The small congregation contrasted starkly with the crowds of Christian pilgrims who normally fill the church in the lead-up to the Easter holiday.

"Usually (on) the Sunday of Lent we have all the parish of Jerusalem gathered here at the Holy Sepulchre, and all the parish pray and we are united," said Archbishop Pierbattista Pizzaballa. "Now we cannot have celebrations, so we have very reduced celebration, very small, very simple, modest. This is very painful for us."

The church, in Jerusalem's walled Old City, has said worshippers should not enter in groups of more than 10 and ought to maintain a distance of at least two metres between one another.

Other sacred sites across the Holy Land have ordered similar precautions, including the Church of the Annunciation in Nazareth and in Bethlehem, revered as Jesus's birthplace, the Church of the Nativity has shut down entirely.

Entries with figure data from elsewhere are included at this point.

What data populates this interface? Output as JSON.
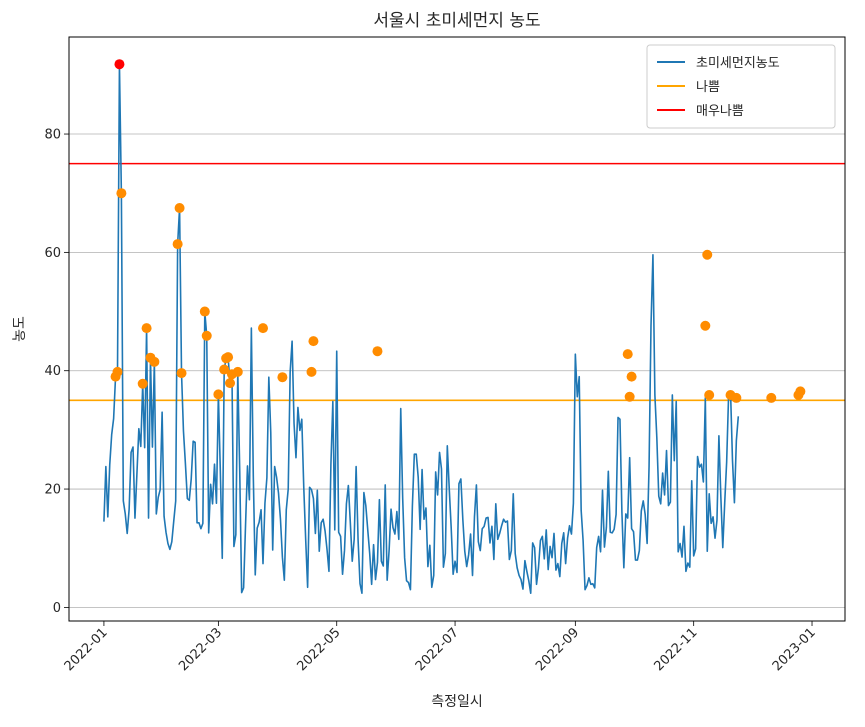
{
  "chart_data": {
    "type": "line",
    "title": "서울시 초미세먼지 농도",
    "xlabel": "측정일시",
    "ylabel": "농도",
    "grid": "y-axis only",
    "legend_placement": "top-right",
    "xlim": [
      "2021-12-14",
      "2023-01-18"
    ],
    "ylim": [
      -2.3,
      96.4
    ],
    "x_ticks": [
      "2022-01",
      "2022-03",
      "2022-05",
      "2022-07",
      "2022-09",
      "2022-11",
      "2023-01"
    ],
    "y_ticks": [
      0,
      20,
      40,
      60,
      80
    ],
    "thresholds": [
      {
        "name": "나쁨",
        "value": 35,
        "color": "#ffa500"
      },
      {
        "name": "매우나쁨",
        "value": 75,
        "color": "#ff0000"
      }
    ],
    "series": [
      {
        "name": "초미세먼지농도",
        "color": "#1f77b4",
        "start_date": "2022-01-01",
        "values": [
          14.5,
          23.8,
          15.3,
          24.1,
          29.2,
          31.9,
          39.0,
          39.8,
          91.8,
          70.0,
          18.0,
          15.8,
          12.5,
          16.6,
          26.2,
          27.1,
          15.1,
          22.5,
          30.2,
          27.2,
          37.8,
          27.0,
          47.2,
          15.1,
          42.2,
          27.1,
          41.5,
          15.8,
          18.6,
          19.9,
          33.0,
          15.4,
          12.7,
          10.8,
          9.8,
          11.1,
          14.6,
          18.0,
          61.4,
          67.5,
          39.6,
          29.8,
          24.3,
          18.4,
          18.1,
          21.7,
          28.1,
          27.9,
          14.3,
          14.3,
          13.3,
          14.2,
          50.0,
          45.9,
          12.6,
          20.8,
          17.5,
          24.2,
          17.6,
          36.0,
          23.1,
          8.3,
          40.2,
          42.1,
          42.3,
          37.9,
          39.4,
          10.3,
          12.3,
          39.8,
          23.1,
          2.5,
          3.3,
          13.9,
          23.9,
          18.2,
          47.2,
          22.2,
          5.5,
          13.4,
          14.4,
          16.5,
          7.4,
          17.6,
          21.9,
          38.9,
          29.6,
          9.7,
          23.8,
          22.0,
          19.3,
          14.9,
          8.5,
          4.6,
          16.5,
          20.0,
          39.8,
          45.0,
          31.1,
          25.3,
          33.8,
          29.9,
          31.8,
          20.4,
          11.5,
          3.4,
          20.3,
          19.9,
          18.4,
          12.5,
          19.8,
          9.5,
          14.3,
          14.9,
          12.9,
          9.8,
          6.1,
          24.1,
          34.8,
          13.1,
          43.3,
          12.7,
          12.0,
          5.6,
          9.6,
          17.5,
          20.6,
          14.4,
          7.8,
          11.5,
          23.8,
          11.5,
          4.0,
          2.4,
          19.4,
          17.2,
          13.1,
          9.1,
          3.9,
          10.6,
          4.7,
          7.6,
          18.2,
          7.8,
          7.0,
          20.7,
          4.6,
          9.6,
          16.6,
          13.5,
          12.4,
          16.2,
          11.5,
          33.6,
          18.5,
          8.4,
          4.5,
          4.2,
          3.0,
          17.1,
          25.9,
          25.9,
          22.0,
          13.2,
          23.3,
          14.9,
          16.8,
          6.9,
          10.5,
          3.4,
          5.4,
          22.9,
          19.0,
          26.2,
          23.4,
          6.8,
          9.1,
          27.3,
          20.1,
          13.5,
          5.6,
          7.8,
          5.9,
          20.9,
          21.7,
          14.9,
          9.5,
          6.9,
          8.9,
          12.4,
          5.4,
          15.3,
          20.7,
          11.1,
          9.6,
          13.3,
          13.7,
          15.1,
          15.2,
          10.9,
          13.7,
          8.1,
          17.5,
          11.5,
          12.5,
          13.8,
          14.9,
          14.4,
          14.6,
          8.1,
          9.6,
          19.2,
          9.1,
          6.7,
          5.4,
          4.7,
          3.1,
          7.9,
          6.1,
          4.5,
          2.4,
          10.9,
          10.1,
          3.9,
          6.7,
          11.3,
          12.0,
          8.2,
          13.1,
          6.4,
          10.3,
          8.4,
          12.5,
          6.3,
          7.4,
          5.2,
          10.8,
          12.6,
          7.4,
          11.7,
          13.8,
          12.4,
          17.6,
          42.8,
          35.6,
          39.0,
          16.4,
          11.3,
          3.0,
          3.7,
          5.0,
          3.9,
          4.0,
          3.3,
          10.1,
          12.0,
          9.4,
          19.8,
          10.2,
          13.5,
          23.0,
          12.7,
          12.6,
          13.2,
          15.7,
          32.1,
          31.8,
          16.1,
          6.7,
          15.8,
          15.1,
          25.3,
          13.3,
          12.8,
          8.0,
          8.0,
          9.6,
          16.3,
          18.0,
          15.7,
          10.8,
          23.8,
          47.6,
          59.6,
          35.9,
          28.7,
          18.8,
          17.5,
          22.7,
          19.0,
          26.5,
          17.2,
          17.8,
          35.9,
          24.8,
          34.8,
          9.4,
          10.8,
          8.5,
          13.7,
          6.1,
          7.5,
          6.8,
          21.4,
          8.7,
          9.9,
          25.5,
          23.7,
          24.2,
          21.2,
          35.4,
          9.5,
          19.2,
          14.2,
          15.3,
          11.7,
          14.7,
          29.0,
          18.7,
          10.1,
          17.7,
          24.6,
          35.9,
          36.5,
          24.9,
          17.7,
          28.2,
          32.3
        ]
      },
      {
        "name": "",
        "type": "scatter",
        "color": "#ff8c00",
        "points": [
          {
            "date": "2022-01-07",
            "value": 39.0
          },
          {
            "date": "2022-01-08",
            "value": 39.8
          },
          {
            "date": "2022-01-10",
            "value": 70.0
          },
          {
            "date": "2022-01-21",
            "value": 37.8
          },
          {
            "date": "2022-01-23",
            "value": 47.2
          },
          {
            "date": "2022-01-25",
            "value": 42.2
          },
          {
            "date": "2022-01-27",
            "value": 41.5
          },
          {
            "date": "2022-02-08",
            "value": 61.4
          },
          {
            "date": "2022-02-09",
            "value": 67.5
          },
          {
            "date": "2022-02-10",
            "value": 39.6
          },
          {
            "date": "2022-02-22",
            "value": 50.0
          },
          {
            "date": "2022-02-23",
            "value": 45.9
          },
          {
            "date": "2022-03-01",
            "value": 36.0
          },
          {
            "date": "2022-03-04",
            "value": 40.2
          },
          {
            "date": "2022-03-05",
            "value": 42.1
          },
          {
            "date": "2022-03-06",
            "value": 42.3
          },
          {
            "date": "2022-03-07",
            "value": 37.9
          },
          {
            "date": "2022-03-08",
            "value": 39.4
          },
          {
            "date": "2022-03-11",
            "value": 39.8
          },
          {
            "date": "2022-03-24",
            "value": 47.2
          },
          {
            "date": "2022-04-03",
            "value": 38.9
          },
          {
            "date": "2022-04-18",
            "value": 39.8
          },
          {
            "date": "2022-04-19",
            "value": 45.0
          },
          {
            "date": "2022-05-22",
            "value": 43.3
          },
          {
            "date": "2022-09-28",
            "value": 42.8
          },
          {
            "date": "2022-09-29",
            "value": 35.6
          },
          {
            "date": "2022-09-30",
            "value": 39.0
          },
          {
            "date": "2022-11-07",
            "value": 47.6
          },
          {
            "date": "2022-11-08",
            "value": 59.6
          },
          {
            "date": "2022-11-09",
            "value": 35.9
          },
          {
            "date": "2022-11-20",
            "value": 35.9
          },
          {
            "date": "2022-11-23",
            "value": 35.4
          },
          {
            "date": "2022-12-11",
            "value": 35.4
          },
          {
            "date": "2022-12-25",
            "value": 35.9
          },
          {
            "date": "2022-12-26",
            "value": 36.5
          }
        ]
      },
      {
        "name": "",
        "type": "scatter",
        "color": "#ff0000",
        "points": [
          {
            "date": "2022-01-09",
            "value": 91.8
          }
        ]
      }
    ]
  }
}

Jerusalem's Al-Aqsa mosque, Islam's third holiest site, has limited Friday prayers to the open outdoor areas of the mosque compound - one of the most sensitive spots in the Middle East - which Muslims refer to as the Noble Sanctuary and Jews call the Temple Mount.

At the Western Wall, the holiest site in Judaism where Jews are allowed to pray, religious authorities have instructed the faithful to refrain from holding mass prayers and from kissing the stones of the ancient wall which abuts the Temple Mount/Noble Sanctuary complex.